Decoding Barometers: The Importance of Understanding Pressure Changes


If you just look at a barometer once, it’s pretty much as satirist Ambrose Bierce described. The needle on the front of that old school brass barometer points to “Fair,” and when you look outside, sure enough, it’s not a bad day. When it says “Rain,” often enough, it’s raining or about to.

That doesn’t sound very useful. And the truth is, it isn’t helpful to just look at one reading. What makes barometers useful as a forecasting device is the trend in the readings. Are they going up or down over time, and how quickly? And to know that, you need to pay a little more attention to what they’re doing. And you need to know why the readings are changing and what that portends.

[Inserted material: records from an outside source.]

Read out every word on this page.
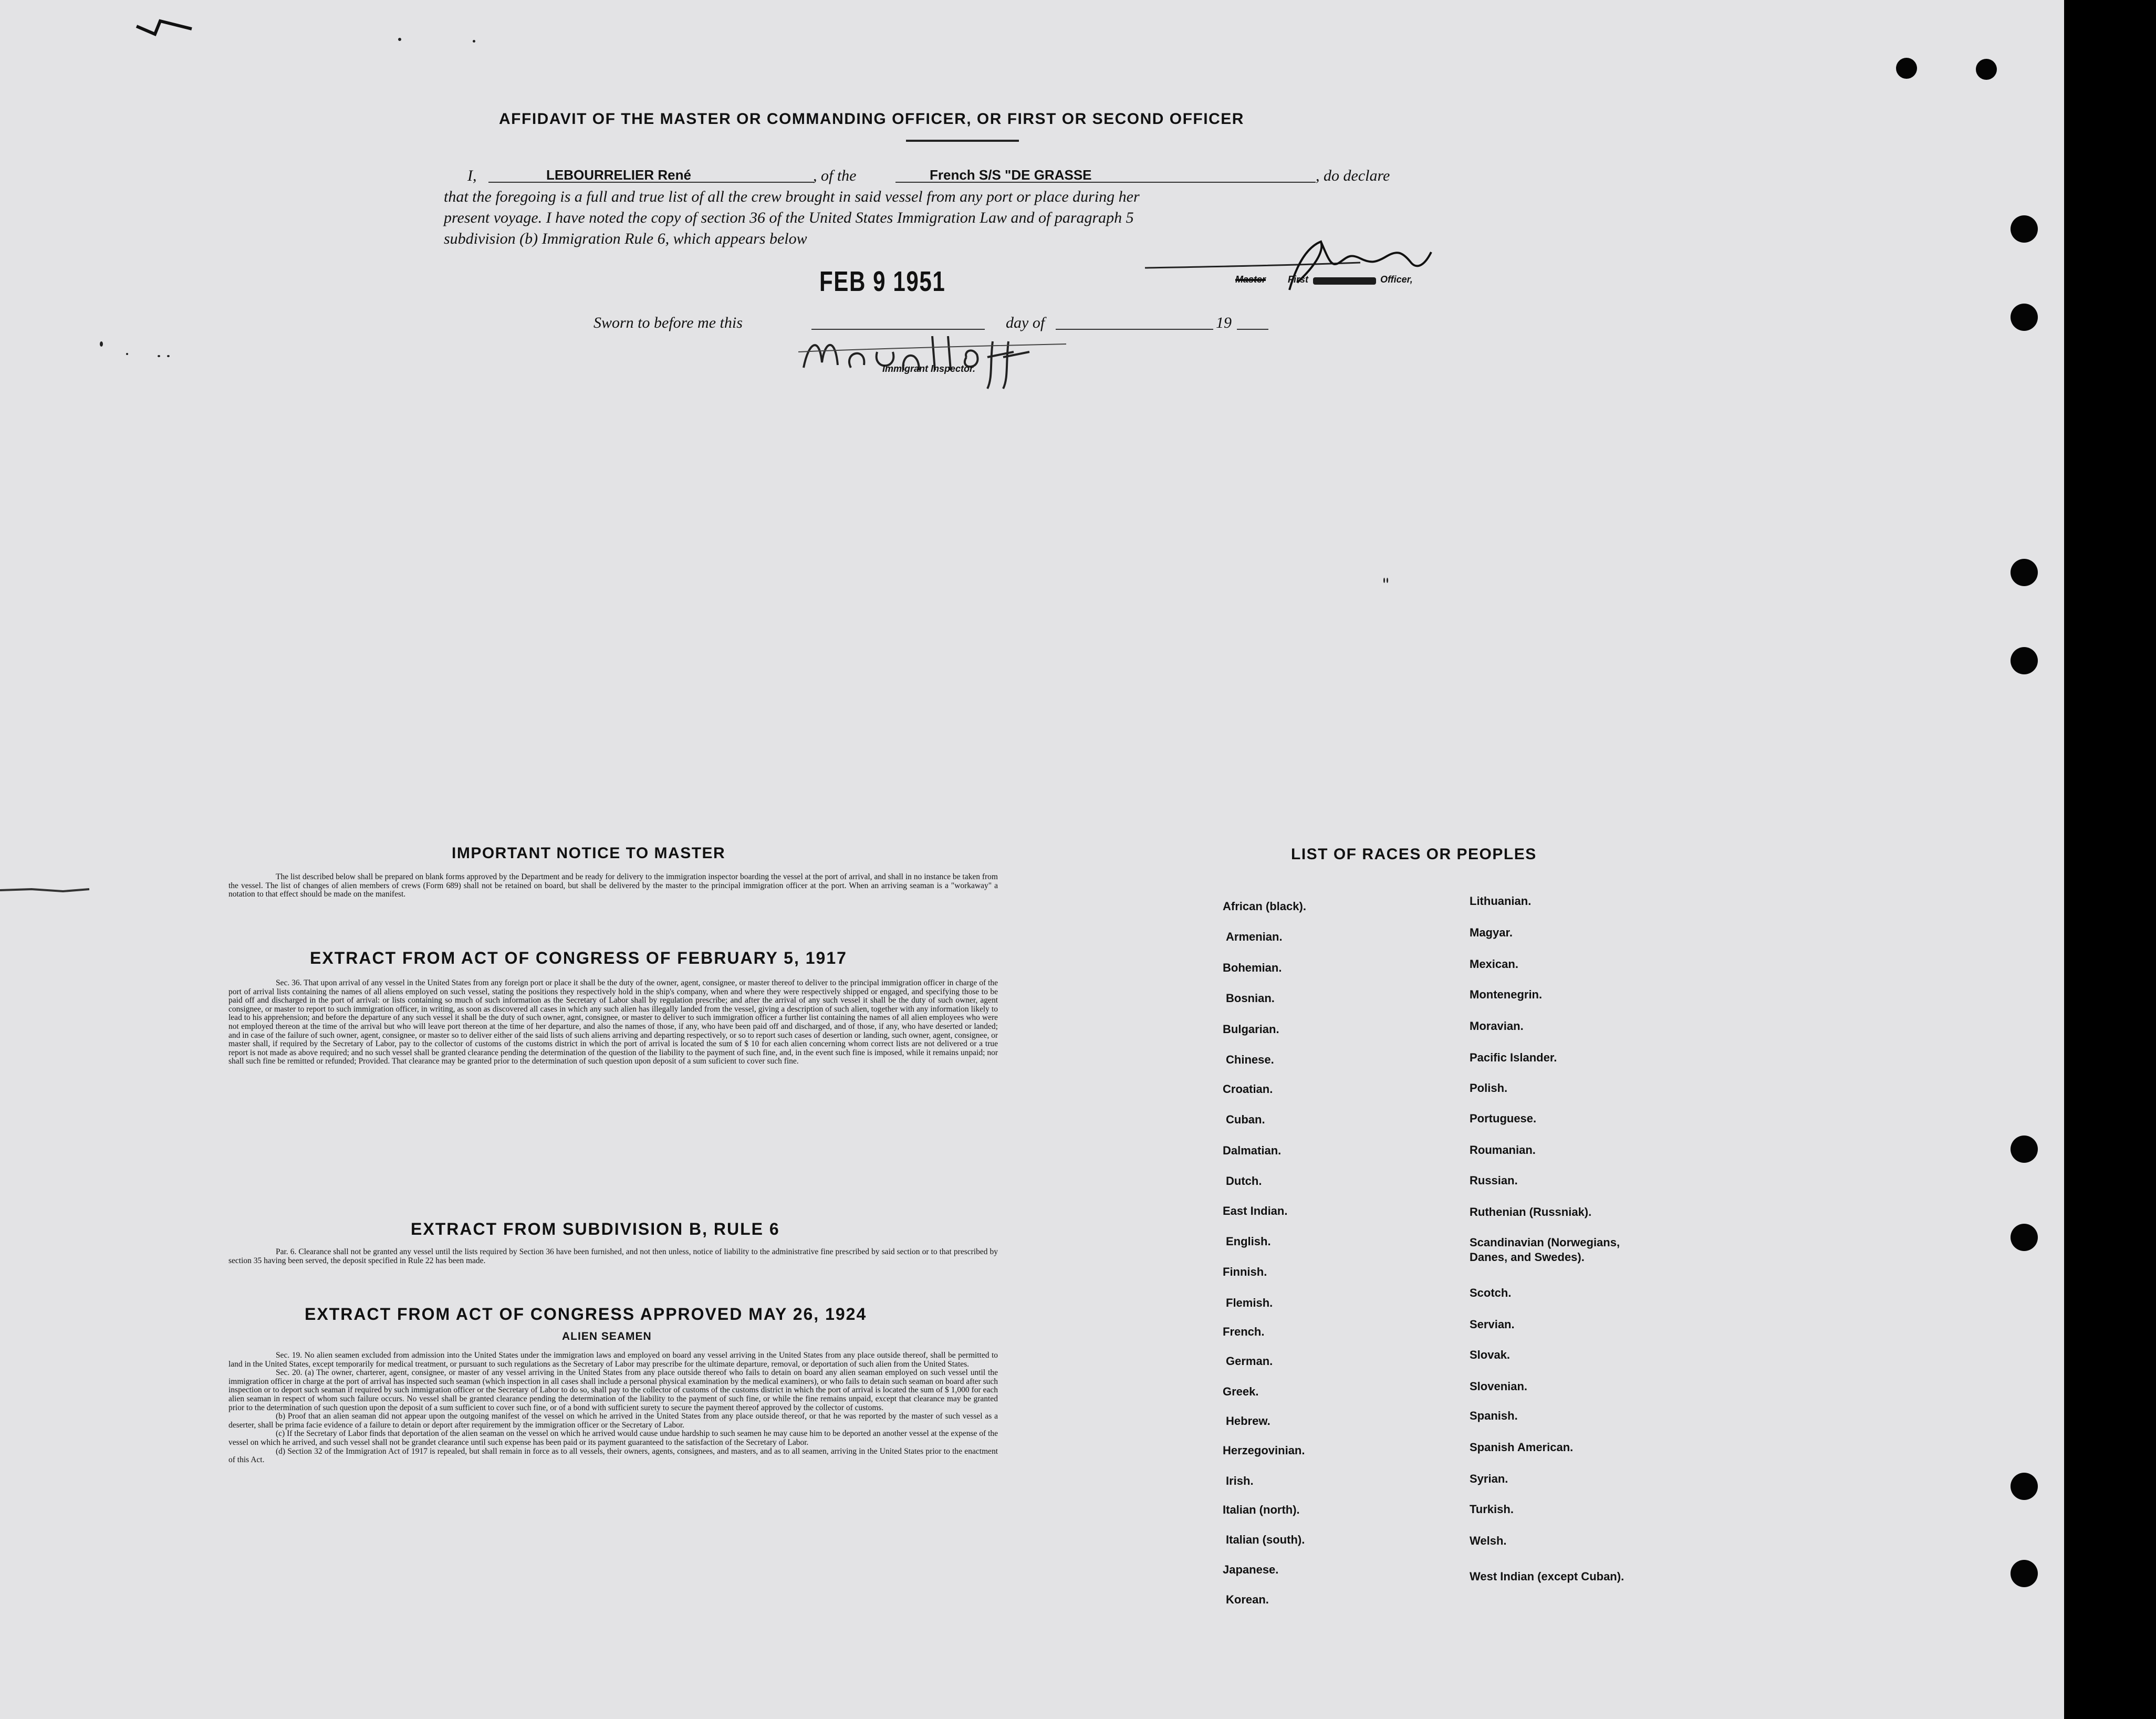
AFFIDAVIT OF THE MASTER OR COMMANDING OFFICER, OR FIRST OR SECOND OFFICER
I,	LEBOURRELIER René	, of the	French S/S "DE GRASSE	, do declare
that the foregoing is a full and true list of all the crew brought in said vessel from any port or place during her
present voyage. I have noted the copy of section 36 of the United States Immigration Law and of paragraph 5
subdivision (b) Immigration Rule 6, which appears below
Master First	Officer,
FEB 9 1951
Sworn to before me this	day of	19
Immigrant Inspector.
IMPORTANT NOTICE TO MASTER

The list described below shall be prepared on blank forms approved by the Department and be ready for delivery to the immigration inspector boarding the vessel at the port of arrival, and shall in no instance be taken from the vessel. The list of changes of alien members of crews (Form 689) shall not be retained on board, but shall be delivered by the master to the principal immigration officer at the port. When an arriving seaman is a "workaway" a notation to that effect should be made on the manifest.

EXTRACT FROM ACT OF CONGRESS OF FEBRUARY 5, 1917

Sec. 36. That upon arrival of any vessel in the United States from any foreign port or place it shall be the duty of the owner, agent, consignee, or master thereof to deliver to the principal immigration officer in charge of the port of arrival lists containing the names of all aliens employed on such vessel, stating the positions they respectively hold in the ship's company, when and where they were respectively shipped or engaged, and specifying those to be paid off and discharged in the port of arrival: or lists containing so much of such information as the Secretary of Labor shall by regulation prescribe; and after the arrival of any such vessel it shall be the duty of such owner, agent consignee, or master to report to such immigration officer, in writing, as soon as discovered all cases in which any such alien has illegally landed from the vessel, giving a description of such alien, together with any information likely to lead to his apprehension; and before the departure of any such vessel it shall be the duty of such owner, agnt, consignee, or master to deliver to such immigration officer a further list containing the names of all alien employees who were not employed thereon at the time of the arrival but who will leave port thereon at the time of her departure, and also the names of those, if any, who have been paid off and discharged, and of those, if any, who have deserted or landed; and in case of the failure of such owner, agent, consignee, or master so to deliver either of the said lists of such aliens arriving and departing respectively, or so to report such cases of desertion or landing, such owner, agent, consignee, or master shall, if required by the Secretary of Labor, pay to the collector of customs of the customs district in which the port of arrival is located the sum of $ 10 for each alien concerning whom correct lists are not delivered or a true report is not made as above required; and no such vessel shall be granted clearance pending the determination of the question of the liability to the payment of such fine, and, in the event such fine is imposed, while it remains unpaid; nor shall such fine be remitted or refunded; Provided. That clearance may be granted prior to the determination of such question upon deposit of a sum suficient to cover such fine.

EXTRACT FROM SUBDIVISION B, RULE 6

Par. 6. Clearance shall not be granted any vessel until the lists required by Section 36 have been furnished, and not then unless, notice of liability to the administrative fine prescribed by said section or to that prescribed by section 35 having been served, the deposit specified in Rule 22 has been made.

EXTRACT FROM ACT OF CONGRESS APPROVED MAY 26, 1924
ALIEN SEAMEN

Sec. 19. No alien seamen excluded from admission into the United States under the immigration laws and employed on board any vessel arriving in the United States from any place outside thereof, shall be permitted to land in the United States, except temporarily for medical treatment, or pursuant to such regulations as the Secretary of Labor may prescribe for the ultimate departure, removal, or deportation of such alien from the United States.

Sec. 20. (a) The owner, charterer, agent, consignee, or master of any vessel arriving in the United States from any place outside thereof who fails to detain on board any alien seaman employed on such vessel until the immigration officer in charge at the port of arrival has inspected such seaman (which inspection in all cases shall include a personal physical examination by the medical examiners), or who fails to detain such seaman on board after such inspection or to deport such seaman if required by such immigration officer or the Secretary of Labor to do so, shall pay to the collector of customs of the customs district in which the port of arrival is located the sum of $ 1,000 for each alien seaman in respect of whom such failure occurs. No vessel shall be granted clearance pending the determination of the liability to the payment of such fine, or while the fine remains unpaid, except that clearance may be granted prior to the determination of such question upon the deposit of a sum sufficient to cover such fine, or of a bond with sufficient surety to secure the payment thereof approved by the collector of customs.

(b) Proof that an alien seaman did not appear upon the outgoing manifest of the vessel on which he arrived in the United States from any place outside thereof, or that he was reported by the master of such vessel as a deserter, shall be prima facie evidence of a failure to detain or deport after requirement by the immigration officer or the Secretary of Labor.

(c) If the Secretary of Labor finds that deportation of the alien seaman on the vessel on which he arrived would cause undue hardship to such seamen he may cause him to be deported an another vessel at the expense of the vessel on which he arrived, and such vessel shall not be grandet clearance until such expense has been paid or its payment guaranteed to the satisfaction of the Secretary of Labor.

(d) Section 32 of the Immigration Act of 1917 is repealed, but shall remain in force as to all vessels, their owners, agents, consignees, and masters, and as to all seamen, arriving in the United States prior to the enactment of this Act.

LIST OF RACES OR PEOPLES
African (black).
Armenian.
Bohemian.
Bosnian.
Bulgarian.
Chinese.
Croatian.
Cuban.
Dalmatian.
Dutch.
East Indian.
English.
Finnish.
Flemish.
French.
German.
Greek.
Hebrew.
Herzegovinian.
Irish.
Italian (north).
Italian (south).
Japanese.
Korean.
Lithuanian.
Magyar.
Mexican.
Montenegrin.
Moravian.
Pacific Islander.
Polish.
Portuguese.
Roumanian.
Russian.
Ruthenian (Russniak).
Scandinavian (Norwegians, Danes, and Swedes).
Scotch.
Servian.
Slovak.
Slovenian.
Spanish.
Spanish American.
Syrian.
Turkish.
Welsh.
West Indian (except Cuban).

Welcome to Weather 101. Over the next few months we’re going to tackle some weather fundamentals to help boaters get a more solid understanding of marine weather, and how to look at a bewildering array of data to determine if you want to go out in your boat, and what to expect when you’re there.

What is a barometer?

A barometer measures atmospheric pressure. It’s a measurement of the weight of the atmosphere directly over where the barometer is sitting.

The earth’s atmosphere is about 60 miles thick around the surface of the planet. It’s a thin layer relative to the size of the planet, but air has weight and square inch of the surface has pressure from that invisible column of air over it. And that is atmospheric pressure.

But atmospheric pressure isn’t uniform. The earth isn’t completely flat, for starters. If you’re on the top of a one-mile tall summit, you have one mile less atmosphere over your head, and a barometer will show a slightly lower reading as you climb.